The opening twang of ‘Too Much Money’ crackles with the meshing of organic and synthetic and the seasick wobble of the keyboard’s mod-wheel is shored up by a great syncopated bass line and a call-and-response vocal line – “I saw you there, you were walking down the street (you stay awake when you want to go to sleep)” that the Shangri-Las would have been proud of. ‘Calling It’ conjures up a laissez faire Talking Heads vibe and has an abrupt ending that pulls the rug out from underneath a superb synth-hook.
‘Suicide in Texas’ is the musical equivalent of a neon landscape, ‘I Love You, Fine’ a slow-build climb into the hills above L.A. and ‘Highway’ seems to draw strength from New Order’s ‘Blue Monday’ in the repeated drum fill. The title track ‘Signal’ has some B-52’s DNA but the shiny-happy vibe is replaced by shiny-alienation and it sounded like a resigned mantra; a mechanical poem to lost, failed or unfulfilled love. ‘Humanoid’ is a swirling electronic waltz with a robotic narrator repeating “I see you, turn into, turn into, Humanoid” over sliding keyboards and a frost of atmospheric effects which is only thawed by the four-on-the-floor-chant-chorus motivation of ‘Damage’.

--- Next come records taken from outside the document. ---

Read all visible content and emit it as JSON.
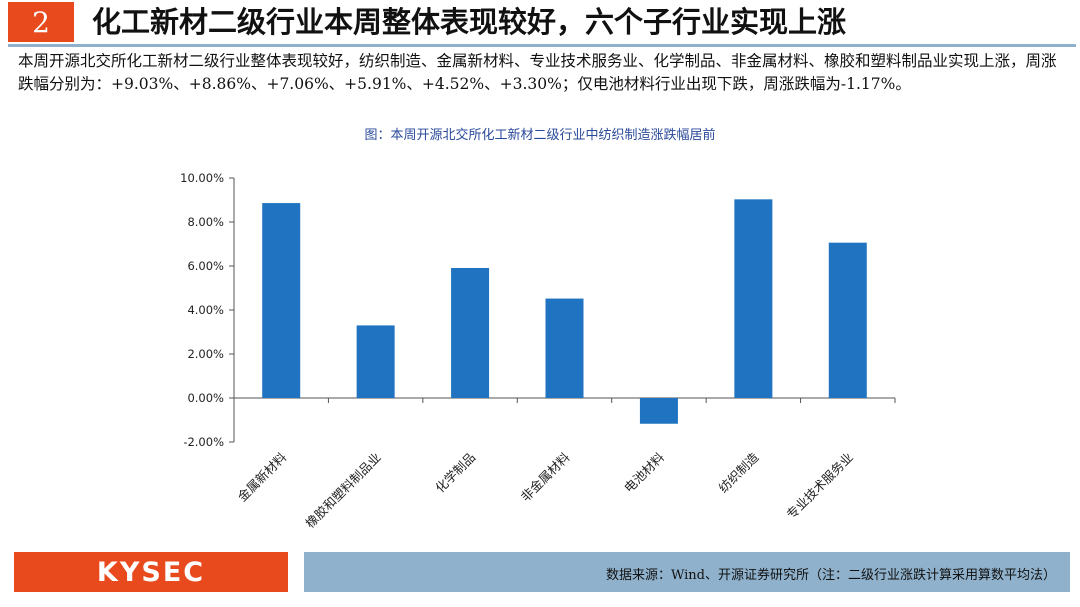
{
  "header": {
    "number": "2",
    "title": "化工新材二级行业本周整体表现较好，六个子行业实现上涨"
  },
  "summary": "本周开源北交所化工新材二级行业整体表现较好，纺织制造、金属新材料、专业技术服务业、化学制品、非金属材料、橡胶和塑料制品业实现上涨，周涨跌幅分别为：+9.03%、+8.86%、+7.06%、+5.91%、+4.52%、+3.30%；仅电池材料行业出现下跌，周涨跌幅为-1.17%。",
  "chart_data": {
    "type": "bar",
    "title": "图：本周开源北交所化工新材二级行业中纺织制造涨跌幅居前",
    "categories": [
      "金属新材料",
      "橡胶和塑料制品业",
      "化学制品",
      "非金属材料",
      "电池材料",
      "纺织制造",
      "专业技术服务业"
    ],
    "values": [
      8.86,
      3.3,
      5.91,
      4.52,
      -1.17,
      9.03,
      7.06
    ],
    "ylim": [
      -2,
      10
    ],
    "yticks": [
      -2,
      0,
      2,
      4,
      6,
      8,
      10
    ],
    "ytick_labels": [
      "-2.00%",
      "0.00%",
      "2.00%",
      "4.00%",
      "6.00%",
      "8.00%",
      "10.00%"
    ],
    "bar_color": "#1f73c0",
    "grid": false,
    "legend": "none"
  },
  "footer": {
    "logo": "KYSEC",
    "source": "数据来源：Wind、开源证券研究所（注：二级行业涨跌计算采用算数平均法）"
  },
  "colors": {
    "accent": "#e8491d",
    "band": "#8fb1cc",
    "chart_title": "#2a4a9a"
  }
}
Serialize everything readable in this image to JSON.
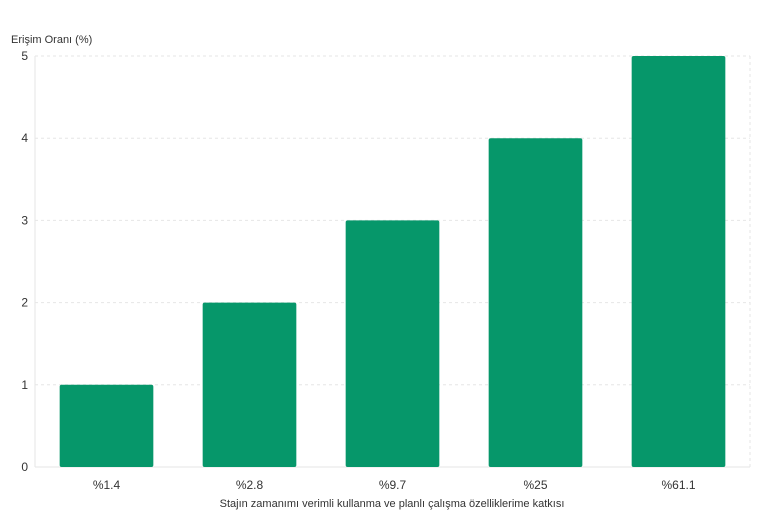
{
  "chart_data": {
    "type": "bar",
    "ylabel": "Erişim Oranı (%)",
    "xlabel": "Stajın zamanımı verimli kullanma ve planlı çalışma özelliklerime katkısı",
    "categories": [
      "%1.4",
      "%2.8",
      "%9.7",
      "%25",
      "%61.1"
    ],
    "values": [
      1,
      2,
      3,
      4,
      5
    ],
    "ylim": [
      0,
      5
    ],
    "yticks": [
      0,
      1,
      2,
      3,
      4,
      5
    ],
    "grid": true,
    "bar_color": "#06976a"
  }
}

The final three tracks on the album make a perfect set. ‘Electrocution’ put me in mind of early John Foxx or Tubeway Army when synths were monophonic and angst was polyphonic. ‘Champagne’ is fuelled by the rhythm section which propels this song at a cracking pace and although it’s the most ‘up’ sounding track on the album it still delivers a strong ‘what’s the point’ message with the repeated line “Oh no, we’re going nowhere”. The album closes with ‘Strange Conversations’ which feels more like a swaying epilogue after the drive of ‘Champagne’ but Automatic know how to deliver a hook and this is a doozy: “I go out, I go out, I go out, on a Tuesday”. Despite the specificity of the day I don’t doubt that at every gig audiences will not be able to help joyfully singing along with this.
Maybe it’s the contradiction of freeways and neon held up against the desert that gives Automatic their cold/warm vibe. Automatic feel like the kind of band that come alive at night, like electro-vampires, supercool Alpha-Females with a listless confidence. There’s a supreme confidence in their sound which belies how long they have been together and Signal feels like it was recorded live with few overdubs. I loved the tension created from the fact that they seem to give no fucks and many fucks at the same time; they are Schrödinger’s Band.